In a study I conducted, a total of 5,823 U.S. adults were examined. Men and women who performed high levels of physical activity each week had much longer telomeres than their counterparts. In fact, the length of telomeres showed that adults with high levels of weekly activity had almost 9 years less biologic ageing compared to those who were sedentary.
In the investigation, several dozen different physical activities were assessed, so there were many things adults could do to increase their fitness levels. Those who performed vigorous activity 35-45 minutes or more per day, five days per week, had the longest telomeres. Individuals who exercised at a moderate intensity had to do their activities much longer, an hour or more per session. Although high levels of physical activity and longer telomeres do not guarantee a longer life, they definitely increase the likelihood.
CardioRACE Project Manager and Postdoctoral Associate, Kinesiology, Iowa State University, who has studied running as a key lifestyle medicine for longevity
After taking into account, age, sex, smoking, obesity, and other medical conditions like high blood pressure and diabetes, we found in a study we conducted that runners live on average 3 years longer than non-runners, which is similar to what other studies on runners have found. We further estimated that for every 1 hour you spend running, you net gain an additional 7 hours of life. Beyond running, other studies have found that people live on average 3-4 years longer if they are regularly active compared to inactive. However, most of this evidence comes from self-reported participation in traditional aerobic activities like walking, biking, or swimming. We know very little about the potential longevity boost you can get from participating in other popular forms of exercise, like resistance training. There is growing evidence that muscular strength and function is just as important as aerobic fitness for ageing well. No matter what, though, you only get a longevity benefit by doing exercise in the long-term, which means that you should select an activity that you enjoy and that feels good for your body. There are endless ways to be active, but often it’s the simplest activities, like walking, that are most sustainable for life.

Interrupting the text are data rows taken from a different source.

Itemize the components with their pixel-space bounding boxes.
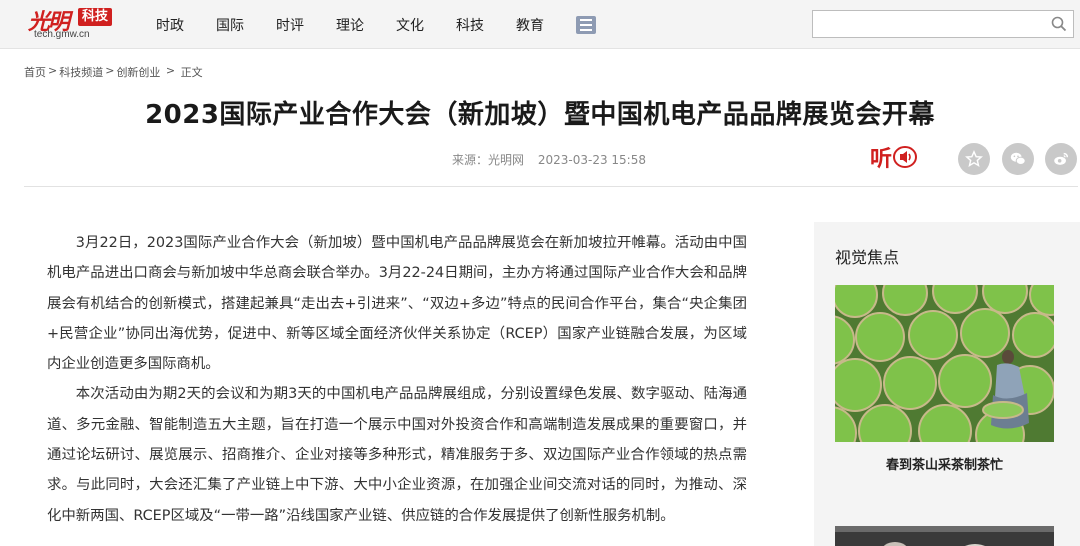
speaker-icon [893, 146, 918, 168]
star-icon [965, 150, 983, 167]
nav-item-theory[interactable]: 理论 [336, 15, 364, 35]
nav-item-international[interactable]: 国际 [216, 15, 244, 35]
logo-url: tech.gmw.cn [34, 29, 90, 40]
nav-item-culture[interactable]: 文化 [396, 15, 424, 35]
sidebar-visual-focus: 视觉焦点 春到茶山采茶制茶忙 [814, 222, 1080, 546]
sidebar-feature-image[interactable] [835, 285, 1054, 442]
breadcrumb-current: 正文 [180, 66, 203, 79]
sidebar-second-image[interactable] [835, 526, 1054, 546]
listen-label: 听 [870, 146, 893, 172]
logo-badge: 科技 [78, 8, 113, 26]
wechat-share-button[interactable] [1002, 143, 1034, 175]
breadcrumb-innovation[interactable]: 创新创业 [116, 64, 160, 80]
article-meta: 来源：光明网 2023-03-23 15:58 [452, 151, 656, 168]
breadcrumb-tech-channel[interactable]: 科技频道 [59, 64, 103, 80]
article-body: 3月22日，2023国际产业合作大会（新加坡）暨中国机电产品品牌展览会在新加坡拉… [47, 228, 747, 531]
search-input[interactable] [813, 11, 1043, 37]
wechat-icon [1010, 152, 1026, 165]
article-title: 2023国际产业合作大会（新加坡）暨中国机电产品品牌展览会开幕 [145, 100, 935, 130]
nav-item-commentary[interactable]: 时评 [276, 15, 304, 35]
breadcrumb-separator: > [48, 64, 58, 77]
breadcrumb-separator: > [162, 64, 179, 77]
article-paragraph: 本次活动由为期2天的会议和为期3天的中国机电产品品牌展组成，分别设置绿色发展、数… [47, 386, 747, 524]
main-nav: 时政 国际 时评 理论 文化 科技 教育 [140, 0, 596, 49]
top-bar: 光明 科技 tech.gmw.cn 时政 国际 时评 理论 文化 科技 教育 [0, 0, 1080, 49]
header-divider [24, 186, 1078, 187]
weibo-icon [1054, 152, 1069, 165]
nav-item-politics[interactable]: 时政 [156, 15, 184, 35]
menu-icon[interactable] [576, 15, 596, 34]
search-icon[interactable] [1051, 16, 1067, 32]
site-logo[interactable]: 光明 科技 tech.gmw.cn [22, 4, 122, 44]
article-source: 来源：光明网 [452, 153, 525, 167]
breadcrumb-separator: > [105, 64, 115, 77]
sidebar-title: 视觉焦点 [835, 248, 900, 267]
second-photo [835, 526, 1054, 546]
breadcrumb-home[interactable]: 首页 [24, 64, 46, 80]
article-paragraph: 3月22日，2023国际产业合作大会（新加坡）暨中国机电产品品牌展览会在新加坡拉… [47, 235, 747, 373]
breadcrumb: 首页 > 科技频道 > 创新创业 > 正文 [24, 64, 203, 80]
nav-item-tech[interactable]: 科技 [456, 15, 484, 35]
sidebar-caption[interactable]: 春到茶山采茶制茶忙 [835, 454, 1054, 473]
tea-trays-photo [835, 285, 1054, 442]
favorite-button[interactable] [958, 143, 990, 175]
search-box [812, 10, 1074, 38]
nav-item-education[interactable]: 教育 [516, 15, 544, 35]
listen-button[interactable]: 听 [870, 142, 922, 172]
weibo-share-button[interactable] [1045, 143, 1077, 175]
article-datetime: 2023-03-23 15:58 [537, 153, 646, 167]
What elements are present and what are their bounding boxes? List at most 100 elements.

Professor, Kinesiology and Health Education, The University of Texas at Austin
Regular physical activity brings multitudes of benefits for most organs and tissues we have in our body. It also acts to reduce premature deaths from common cardiovascular events including heart attacks and strokes. Even if you experience similar kinds of heart attacks, damages that you experience tend to be much less if you are exercising regularly. But there is no good evidence showing that regular physical activity extends lifespan.